Improving Na-ion diffusion kinetics is an effective strategy to boost the sodium storage performance of electrode materials for sodium ion batteries (SIBs). Herein, an oxygen vacancy engineering is reported to evidently enhance Na-ion diffusion kinetics of Na₃V₂(PO₄)₃ and accordingly boost sodium storage performance. Na₃V₂(PO₄)₃/C with different molar contents of Cu doping (0%, 2.5%, 4%, 5%, and 6%) are synthesized using a simple sol–gel method followed by an annealing treatment. The experimental results show that Cu²⁺ successfully replaces the V³⁺ sites of Na₃V₂(PO₄)₃ and that does not change its phase composition.
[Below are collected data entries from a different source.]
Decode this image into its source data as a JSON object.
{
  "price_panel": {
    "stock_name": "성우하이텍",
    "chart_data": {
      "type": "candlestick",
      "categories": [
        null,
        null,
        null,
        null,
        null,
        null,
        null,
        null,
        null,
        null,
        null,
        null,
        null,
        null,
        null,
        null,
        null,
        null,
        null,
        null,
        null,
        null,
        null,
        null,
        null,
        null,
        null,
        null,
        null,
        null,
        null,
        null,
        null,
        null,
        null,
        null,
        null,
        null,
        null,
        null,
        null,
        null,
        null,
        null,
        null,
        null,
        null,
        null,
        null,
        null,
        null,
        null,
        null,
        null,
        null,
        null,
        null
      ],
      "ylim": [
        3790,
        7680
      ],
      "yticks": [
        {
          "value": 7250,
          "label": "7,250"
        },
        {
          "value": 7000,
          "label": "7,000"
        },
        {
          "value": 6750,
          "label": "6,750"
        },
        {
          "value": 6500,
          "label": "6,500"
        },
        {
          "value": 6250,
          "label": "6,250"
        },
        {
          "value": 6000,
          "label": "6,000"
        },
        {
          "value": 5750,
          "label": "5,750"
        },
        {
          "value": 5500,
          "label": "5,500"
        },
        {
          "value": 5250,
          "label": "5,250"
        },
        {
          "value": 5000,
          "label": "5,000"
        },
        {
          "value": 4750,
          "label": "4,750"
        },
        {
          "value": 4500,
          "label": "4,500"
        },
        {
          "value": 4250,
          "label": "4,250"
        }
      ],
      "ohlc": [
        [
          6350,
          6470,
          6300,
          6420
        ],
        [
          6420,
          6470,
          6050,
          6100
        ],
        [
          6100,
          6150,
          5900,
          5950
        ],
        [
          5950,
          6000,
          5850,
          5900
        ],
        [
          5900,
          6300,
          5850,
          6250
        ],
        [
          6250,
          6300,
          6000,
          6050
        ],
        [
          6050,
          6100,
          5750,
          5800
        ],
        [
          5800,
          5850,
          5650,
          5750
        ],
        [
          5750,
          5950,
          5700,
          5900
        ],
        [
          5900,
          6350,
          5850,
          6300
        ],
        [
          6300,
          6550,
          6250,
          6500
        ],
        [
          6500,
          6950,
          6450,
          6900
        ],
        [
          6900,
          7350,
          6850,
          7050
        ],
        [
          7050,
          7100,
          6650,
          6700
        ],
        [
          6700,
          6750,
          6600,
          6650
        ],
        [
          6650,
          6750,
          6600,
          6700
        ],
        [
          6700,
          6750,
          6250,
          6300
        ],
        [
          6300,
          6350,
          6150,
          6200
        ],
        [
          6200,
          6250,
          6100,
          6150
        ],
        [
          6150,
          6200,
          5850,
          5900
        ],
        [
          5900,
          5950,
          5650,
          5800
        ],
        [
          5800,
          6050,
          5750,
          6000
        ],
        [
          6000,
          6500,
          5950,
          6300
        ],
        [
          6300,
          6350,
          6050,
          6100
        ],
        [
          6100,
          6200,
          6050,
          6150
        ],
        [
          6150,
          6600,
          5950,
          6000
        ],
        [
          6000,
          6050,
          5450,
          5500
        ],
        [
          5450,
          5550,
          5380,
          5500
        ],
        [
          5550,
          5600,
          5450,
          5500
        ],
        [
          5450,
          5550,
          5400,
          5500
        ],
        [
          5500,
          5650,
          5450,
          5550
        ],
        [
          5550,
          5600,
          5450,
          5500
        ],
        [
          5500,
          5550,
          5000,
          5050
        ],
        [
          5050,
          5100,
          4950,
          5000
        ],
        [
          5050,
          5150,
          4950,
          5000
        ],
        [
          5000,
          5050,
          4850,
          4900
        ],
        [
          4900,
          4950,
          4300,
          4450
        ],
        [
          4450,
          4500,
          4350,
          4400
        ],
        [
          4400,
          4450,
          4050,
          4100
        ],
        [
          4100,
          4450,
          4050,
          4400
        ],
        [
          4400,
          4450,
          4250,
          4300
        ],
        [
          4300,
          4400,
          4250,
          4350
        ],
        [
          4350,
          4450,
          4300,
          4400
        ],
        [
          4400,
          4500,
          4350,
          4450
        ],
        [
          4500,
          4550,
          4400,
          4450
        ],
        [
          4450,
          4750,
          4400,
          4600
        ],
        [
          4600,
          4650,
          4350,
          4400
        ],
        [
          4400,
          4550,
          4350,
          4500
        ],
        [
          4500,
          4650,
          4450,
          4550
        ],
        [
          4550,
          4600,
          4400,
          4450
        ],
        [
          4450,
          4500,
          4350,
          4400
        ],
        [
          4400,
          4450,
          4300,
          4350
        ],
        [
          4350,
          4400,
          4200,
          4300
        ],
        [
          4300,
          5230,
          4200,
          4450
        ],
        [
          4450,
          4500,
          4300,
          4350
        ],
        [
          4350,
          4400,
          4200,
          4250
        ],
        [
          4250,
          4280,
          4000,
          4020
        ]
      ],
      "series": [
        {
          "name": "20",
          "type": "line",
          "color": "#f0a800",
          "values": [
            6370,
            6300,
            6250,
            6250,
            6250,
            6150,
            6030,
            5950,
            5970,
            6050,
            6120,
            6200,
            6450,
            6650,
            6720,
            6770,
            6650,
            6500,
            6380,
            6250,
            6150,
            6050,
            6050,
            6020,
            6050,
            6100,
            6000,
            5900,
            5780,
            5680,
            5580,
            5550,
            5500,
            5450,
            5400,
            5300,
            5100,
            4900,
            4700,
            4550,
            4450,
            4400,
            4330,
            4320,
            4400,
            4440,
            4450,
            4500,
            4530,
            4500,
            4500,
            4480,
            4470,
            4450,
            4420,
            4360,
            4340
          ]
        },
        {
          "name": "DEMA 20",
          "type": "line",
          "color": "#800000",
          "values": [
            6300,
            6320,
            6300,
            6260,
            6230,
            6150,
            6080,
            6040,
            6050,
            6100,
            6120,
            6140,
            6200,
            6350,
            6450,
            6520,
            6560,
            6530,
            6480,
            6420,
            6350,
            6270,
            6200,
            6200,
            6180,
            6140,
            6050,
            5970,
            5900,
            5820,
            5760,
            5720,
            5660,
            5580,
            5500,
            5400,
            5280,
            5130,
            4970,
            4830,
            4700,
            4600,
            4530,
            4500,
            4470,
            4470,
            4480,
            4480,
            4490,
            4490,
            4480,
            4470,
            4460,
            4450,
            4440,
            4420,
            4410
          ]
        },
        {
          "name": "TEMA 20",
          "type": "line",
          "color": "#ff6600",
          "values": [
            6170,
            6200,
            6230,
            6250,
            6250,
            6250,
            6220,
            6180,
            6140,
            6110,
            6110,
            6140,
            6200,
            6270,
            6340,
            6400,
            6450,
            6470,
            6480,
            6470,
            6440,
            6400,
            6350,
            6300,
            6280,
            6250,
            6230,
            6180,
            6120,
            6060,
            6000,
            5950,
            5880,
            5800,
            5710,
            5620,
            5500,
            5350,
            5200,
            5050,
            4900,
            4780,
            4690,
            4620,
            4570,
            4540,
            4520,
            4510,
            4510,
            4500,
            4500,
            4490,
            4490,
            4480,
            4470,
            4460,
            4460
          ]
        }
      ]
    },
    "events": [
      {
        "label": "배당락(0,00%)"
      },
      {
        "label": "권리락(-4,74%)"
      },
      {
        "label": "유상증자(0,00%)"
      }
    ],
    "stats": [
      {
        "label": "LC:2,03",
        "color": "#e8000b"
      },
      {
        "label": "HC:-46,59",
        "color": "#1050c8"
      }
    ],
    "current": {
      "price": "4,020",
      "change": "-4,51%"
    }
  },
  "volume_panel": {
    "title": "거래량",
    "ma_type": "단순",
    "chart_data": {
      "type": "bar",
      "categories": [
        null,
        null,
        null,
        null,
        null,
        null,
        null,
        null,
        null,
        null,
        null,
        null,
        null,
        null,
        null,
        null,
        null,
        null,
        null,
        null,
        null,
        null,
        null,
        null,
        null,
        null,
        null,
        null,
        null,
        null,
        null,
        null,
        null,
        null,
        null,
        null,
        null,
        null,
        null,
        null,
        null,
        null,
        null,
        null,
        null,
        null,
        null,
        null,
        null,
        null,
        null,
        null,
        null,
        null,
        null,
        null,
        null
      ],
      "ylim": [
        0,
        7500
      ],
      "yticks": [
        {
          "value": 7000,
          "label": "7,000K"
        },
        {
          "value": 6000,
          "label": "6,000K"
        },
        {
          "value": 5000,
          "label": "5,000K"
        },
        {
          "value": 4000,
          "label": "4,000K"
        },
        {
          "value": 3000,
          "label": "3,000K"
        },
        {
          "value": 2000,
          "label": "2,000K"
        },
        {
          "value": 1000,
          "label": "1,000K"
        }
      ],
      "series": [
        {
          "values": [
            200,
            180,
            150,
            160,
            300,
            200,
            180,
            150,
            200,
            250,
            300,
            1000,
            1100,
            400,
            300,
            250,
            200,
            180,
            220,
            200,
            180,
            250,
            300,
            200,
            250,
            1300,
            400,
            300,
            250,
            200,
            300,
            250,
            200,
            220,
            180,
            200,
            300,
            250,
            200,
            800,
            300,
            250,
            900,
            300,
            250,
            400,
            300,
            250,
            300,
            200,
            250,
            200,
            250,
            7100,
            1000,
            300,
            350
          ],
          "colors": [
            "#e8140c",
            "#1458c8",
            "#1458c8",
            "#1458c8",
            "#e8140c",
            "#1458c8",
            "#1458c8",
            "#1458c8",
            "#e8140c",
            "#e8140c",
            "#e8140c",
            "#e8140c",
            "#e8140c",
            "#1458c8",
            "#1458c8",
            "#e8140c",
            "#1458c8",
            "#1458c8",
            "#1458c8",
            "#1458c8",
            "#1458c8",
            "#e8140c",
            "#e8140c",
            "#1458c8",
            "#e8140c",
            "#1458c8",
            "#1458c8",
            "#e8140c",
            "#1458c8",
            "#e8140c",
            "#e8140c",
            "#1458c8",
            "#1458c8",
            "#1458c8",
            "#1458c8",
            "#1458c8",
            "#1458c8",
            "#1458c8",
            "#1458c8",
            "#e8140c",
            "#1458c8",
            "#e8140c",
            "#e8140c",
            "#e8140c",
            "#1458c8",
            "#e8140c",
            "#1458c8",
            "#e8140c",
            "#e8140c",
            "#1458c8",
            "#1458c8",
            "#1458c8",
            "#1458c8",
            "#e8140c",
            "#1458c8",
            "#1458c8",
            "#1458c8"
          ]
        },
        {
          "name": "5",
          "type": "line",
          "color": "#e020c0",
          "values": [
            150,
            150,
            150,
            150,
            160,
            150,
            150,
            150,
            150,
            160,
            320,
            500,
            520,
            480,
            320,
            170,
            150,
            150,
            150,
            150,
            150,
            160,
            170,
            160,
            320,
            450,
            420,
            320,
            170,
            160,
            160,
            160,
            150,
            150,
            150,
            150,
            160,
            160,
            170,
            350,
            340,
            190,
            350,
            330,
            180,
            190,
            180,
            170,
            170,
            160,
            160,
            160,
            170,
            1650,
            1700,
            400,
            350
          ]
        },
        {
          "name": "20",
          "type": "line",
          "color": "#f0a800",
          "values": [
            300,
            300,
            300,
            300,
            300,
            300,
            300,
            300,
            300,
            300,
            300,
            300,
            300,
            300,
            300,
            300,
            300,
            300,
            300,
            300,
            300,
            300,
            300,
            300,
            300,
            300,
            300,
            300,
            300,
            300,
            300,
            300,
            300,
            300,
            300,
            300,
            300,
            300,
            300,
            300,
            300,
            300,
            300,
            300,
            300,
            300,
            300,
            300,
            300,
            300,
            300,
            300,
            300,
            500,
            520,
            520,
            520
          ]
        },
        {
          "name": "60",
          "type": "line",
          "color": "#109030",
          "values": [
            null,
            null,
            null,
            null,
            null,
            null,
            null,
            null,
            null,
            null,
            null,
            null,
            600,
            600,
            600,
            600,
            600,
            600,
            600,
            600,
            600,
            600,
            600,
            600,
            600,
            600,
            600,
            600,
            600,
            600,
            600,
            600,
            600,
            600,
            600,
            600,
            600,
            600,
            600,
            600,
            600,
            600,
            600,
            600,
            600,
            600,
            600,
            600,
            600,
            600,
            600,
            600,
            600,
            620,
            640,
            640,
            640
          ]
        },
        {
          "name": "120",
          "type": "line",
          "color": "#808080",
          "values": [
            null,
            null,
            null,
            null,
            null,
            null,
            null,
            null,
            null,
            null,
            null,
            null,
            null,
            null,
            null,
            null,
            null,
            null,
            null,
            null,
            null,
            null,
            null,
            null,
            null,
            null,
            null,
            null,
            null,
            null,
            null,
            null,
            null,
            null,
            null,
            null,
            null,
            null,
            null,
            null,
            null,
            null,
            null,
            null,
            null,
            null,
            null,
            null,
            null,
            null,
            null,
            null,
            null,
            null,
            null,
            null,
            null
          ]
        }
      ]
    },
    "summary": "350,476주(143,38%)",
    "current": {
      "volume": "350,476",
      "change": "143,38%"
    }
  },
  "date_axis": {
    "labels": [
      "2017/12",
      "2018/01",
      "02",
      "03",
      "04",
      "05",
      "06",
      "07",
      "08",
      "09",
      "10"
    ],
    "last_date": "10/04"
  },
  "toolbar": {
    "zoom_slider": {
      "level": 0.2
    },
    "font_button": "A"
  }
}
The introduction of Cu²⁺ not only results in the formation of V⁴⁺ to maintain charge balance, leading to a shorter V-O bond, but also promotes the generation of oxygen vacancies and accordingly facilitates Na-ion diffusion kinetics. As expected, the optimal sample displays a stable capacity of 111.4 mA h g⁻¹ with capacity retention of 90.4% over 300 cycles at 1 C and a high rate capacity of 83.8 mA h g⁻¹ at 20 C. The studies demonstrate that the Cu doping is favorable for the electrochemical enhancement of Na₃V₂(PO₄)₃, which provides a promising prospect for Na₃V₂(PO₄)₃ as a cathode for SIBs.